Founded in 1903, Ford’s logo is now recognised all over the world. The Ford logo has had the same font since 1912 and the blue oval surrounding the automaker’s name has been used for 87 years. The original Ford logo was only used on company communications. The Ford Model A was the first production car to feature a special Ford logo. With a flatter appearance, the 2003 logo was released to mark the motor company’s 100th year anniversary.
Citroën’s logo has had two inverted Vs since its original logo in 1919. During a visit to Poland, it is believed that André Citroën saw a chevron-shaped gear used in milling resulting in the two chevrons. Although it has also been rumoured that Citroën was simply influenced by his original business of gear-cutting.

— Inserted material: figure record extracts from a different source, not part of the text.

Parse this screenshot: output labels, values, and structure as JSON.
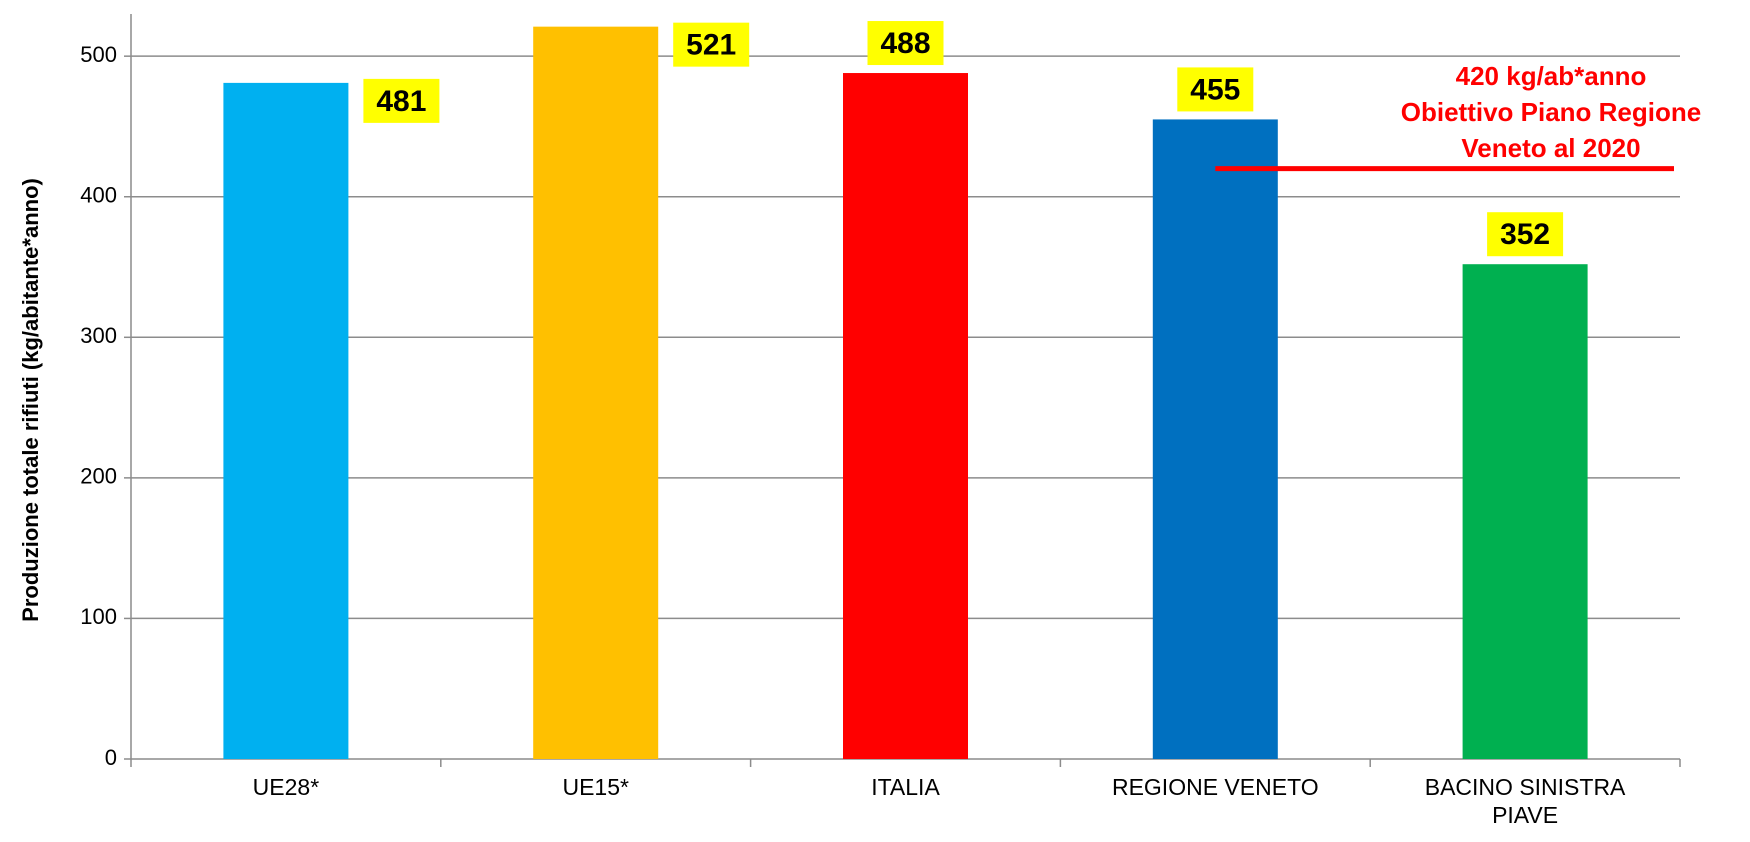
{
  "chart_data": {
    "type": "bar",
    "y_label": "Produzione totale  rifiuti (kg/abitante*anno)",
    "categories": [
      "UE28*",
      "UE15*",
      "ITALIA",
      "REGIONE  VENETO",
      "BACINO  SINISTRA\nPIAVE"
    ],
    "values": [
      481,
      521,
      488,
      455,
      352
    ],
    "colors": [
      "#00b0f0",
      "#ffc000",
      "#ff0000",
      "#0070c0",
      "#00b050"
    ],
    "ylim": [
      0,
      530
    ],
    "yticks": [
      0,
      100,
      200,
      300,
      400,
      500
    ],
    "grid": true,
    "reference": {
      "value": 420,
      "color": "#ff0000",
      "label": [
        "420 kg/ab*anno",
        "Obiettivo Piano Regione",
        "Veneto al 2020"
      ]
    }
  }
}
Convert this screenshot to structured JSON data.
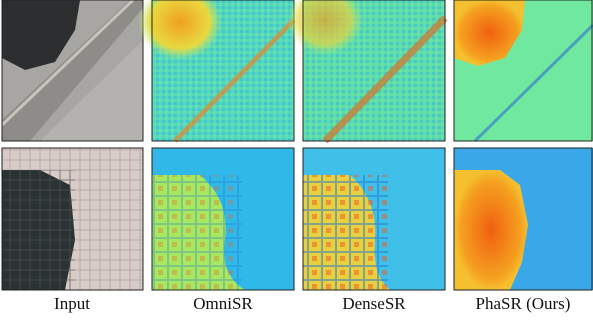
{
  "captions": [
    "Input",
    "OmniSR",
    "DenseSR",
    "PhaSR (Ours)"
  ]
}
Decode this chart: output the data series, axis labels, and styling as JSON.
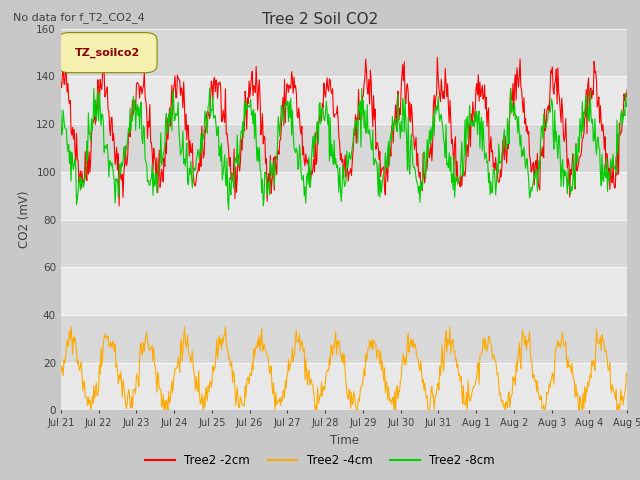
{
  "title": "Tree 2 Soil CO2",
  "suptitle": "No data for f_T2_CO2_4",
  "ylabel": "CO2 (mV)",
  "xlabel": "Time",
  "legend_label": "TZ_soilco2",
  "ylim": [
    0,
    160
  ],
  "yticks": [
    0,
    20,
    40,
    60,
    80,
    100,
    120,
    140,
    160
  ],
  "xtick_labels": [
    "Jul 21",
    "Jul 22",
    "Jul 23",
    "Jul 24",
    "Jul 25",
    "Jul 26",
    "Jul 27",
    "Jul 28",
    "Jul 29",
    "Jul 30",
    "Jul 31",
    "Aug 1",
    "Aug 2",
    "Aug 3",
    "Aug 4",
    "Aug 5"
  ],
  "n_days": 15,
  "bg_color": "#c8c8c8",
  "plot_bg_color": "#d8d8d8",
  "band_color": "#e8e8e8",
  "line_colors": {
    "red": "#ff0000",
    "orange": "#ffaa00",
    "green": "#00cc00"
  },
  "series_labels": [
    "Tree2 -2cm",
    "Tree2 -4cm",
    "Tree2 -8cm"
  ],
  "figsize": [
    6.4,
    4.8
  ],
  "dpi": 100
}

Citroën created a 3D version to celebrate the 90th anniversary in 2009.
Founded in 1899, Fiat is an acronym for Fabbrica Italiana Automobil Torino. The first Fiat car branded with the logo was the model 4 HP. It is rumoured that a company design chief liked seeing the sky behind the giant Fiat letters on the head office so much that he added the spaces on to the 1968-2000 Fiat logo.
Believed to be based on the god of wisdom Ahura Mazda from the Zoroastrianism religion, Mazda is also a close sounding word to the founder’s name Matsuda. The letter M by itself has been incorporated into the emblem, with the first variation in 1936.
Symbolising the toughness, flexibility and speed of Peugeot steel, Peugeot’s symbol has always been a lion in differing positions. The lion was originally used to market the steel products Peugeot manufactured. The Peugeot lion was officially registered as its trademark in 1858.
The famous Vauxhall griffin is derived from the Falkes de Breauté‘s coat of arms. Falkes de Breauté was a mercenary who was granted the Manor of Luton for services to King John in the 13th Century and also gained land on the south side of the river Thames. The manor Falkes de Breautélived in became known as Vauxhall, which Vauxhall Motors then used as its brand mark.
The Volvo’s circle and arrow logo is a close design to the Mars symbol and Roman God of War which became the ancient logo for Iron. Meaning "I roll" in Latin, Volvo chose the emblem as a sign of strength to project to their customers. This strength is still one of Volvo’s most well known features.
Volvo is also known for its side-shield prancing moose. The prancing moose has been rumoured to have been in recognition of Volvo’s "Moose Avoidance Test" which was used to show the accident-avoiding reflexes of new cars to avoid a dummy moose. Although several others believe the prancing moose may have been a comical nod to Ferrari’s prancing horse, with the moose being the Scandinavian nod to their base.